A possível concorrência de Naiane Bitencourt, anunciada há meses por Michele Bolsonaro como pré-candidata à deputada federal e que confirmou sua intenção nesta semana, adiciona uma camada de dificuldade à resolução da questão. A relação entre Pollon e Bitencourt é tensa, com ambos não se seguindo nas redes sociais, apesar da ausência de um comunicado oficial de separação.
O impasse pode repercutir na família Bolsonaro. Michele Bolsonaro apoia a pré-candidatura de Naiane Bitencourt, enquanto Marcos Pollon conta com a amizade dos filhos de Jair Bolsonaro, Eduardo e Carlos. A definição das vagas de deputado federal está sob responsabilidade do diretório nacional do PL. Entre elas, estão as de Edson Giroto, escolhido por Valdemar da Costa Neto, e as destinadas à família Bolsonaro: Rodolfo Nogueira, Tenente Portela e a própria família Pollon.
Há especulações de que o bilhete enviado por Jair Bolsonaro de dentro da prisão, indicando que Pollon poderia ser candidato ao Senado, teria sido uma ação em defesa de Naiane Bitencourt, por intermédio de Michele Bolsonaro. Contudo, essa possibilidade parece ter perdido força. Em recente visita a Mato Grosso do Sul, Flávio Bolsonaro indicou Reinaldo Azambuja como pré-candidato ao Senado e mencionou que pesquisas eleitorais definiriam o segundo nome, desconsiderando o anúncio anterior de seu pai. A posição de Marcos Pollon nas pesquisas divulgadas até o momento não o favorece, o que pode levá-lo a ser preterido na disputa, conforme o critério adotado pelo partido.

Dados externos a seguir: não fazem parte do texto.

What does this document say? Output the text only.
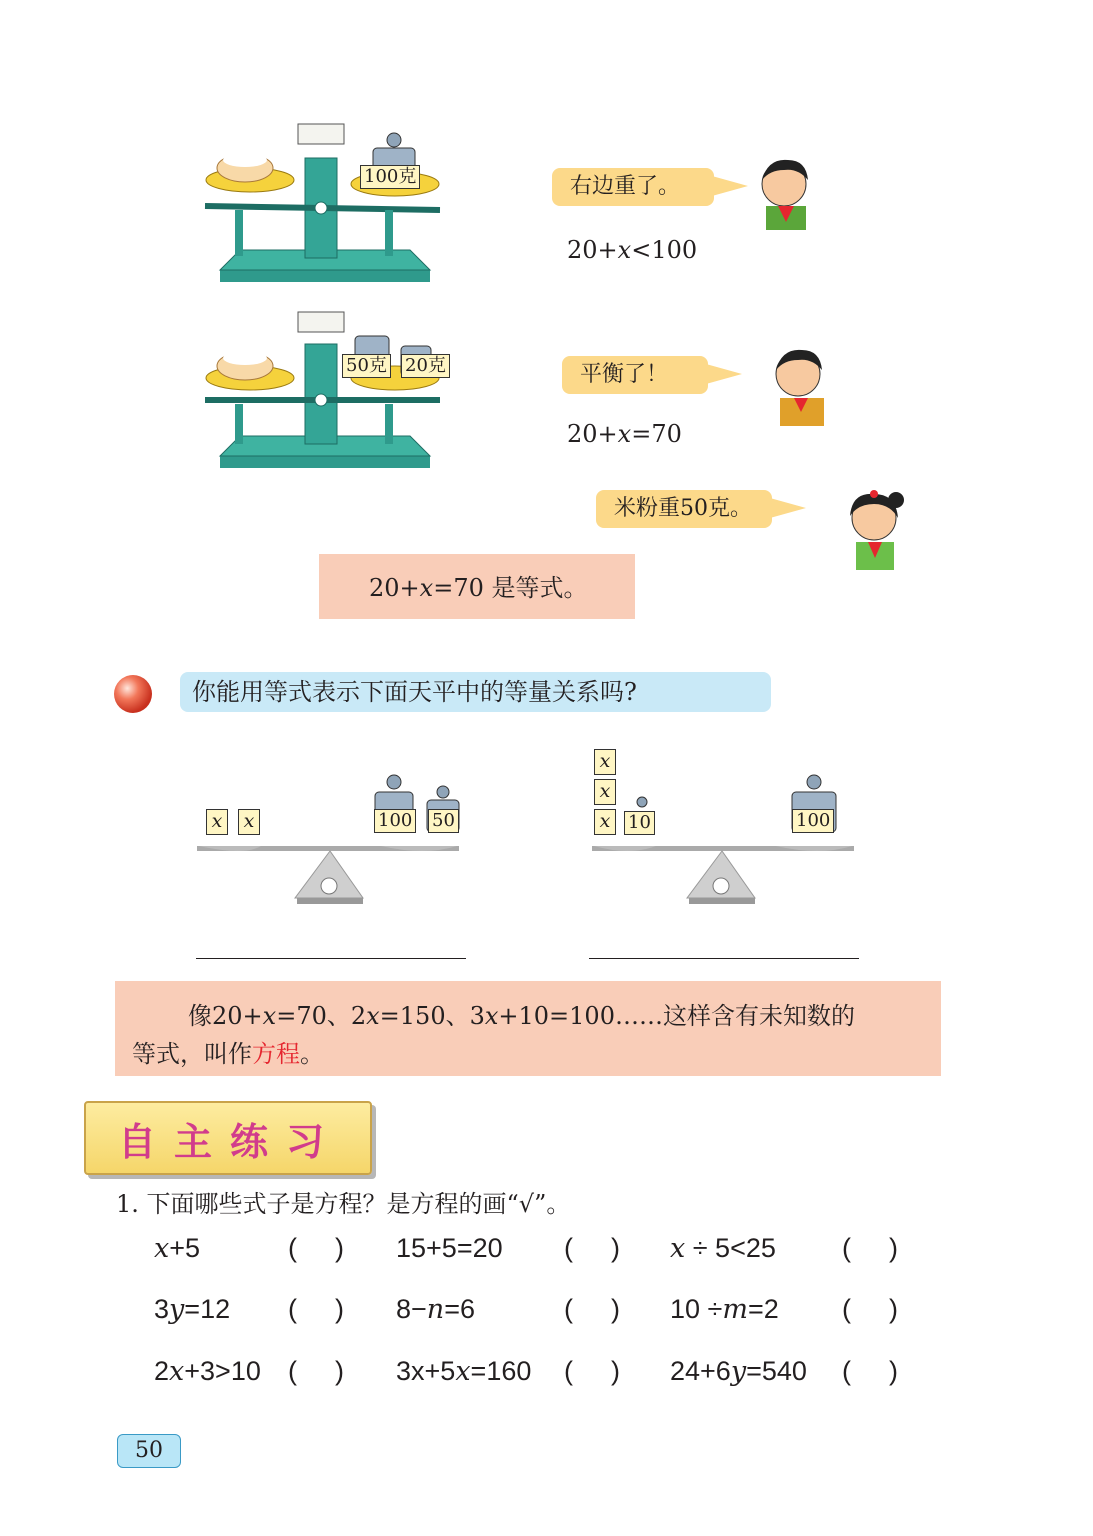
100克	右边重了。
20+x<100
50克 20克	平衡了！
20+x=70
米粉重50克。
20+x=70 是等式。
你能用等式表示下面天平中的等量关系吗?
x x	100 50
x
x
x 10	100
像20+x=70、2x=150、3x+10=100……这样含有未知数的
等式，叫作方程。
自主练习
1. 下面哪些式子是方程？是方程的画“√”。
x+5	() 15+5=20 () x ÷ 5<25 ()
3y=12 () 8−n=6	() 10 ÷m=2 ()
2x+3>10 () 3x+5x=160 () 24+6y=540 ()
50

O cenário político em Mato Grosso do Sul para as eleições de 2026 é dinâmico, com pesquisas já indicando a rejeição a pré-candidatos para Senado, Governo e Presidência. Além disso, o partido tem se posicionado em relação a nomes importantes, como a possibilidade de pré-candidatos em MS não apoiarem Flávio Bolsonaro no primeiro turno das eleições de 2026.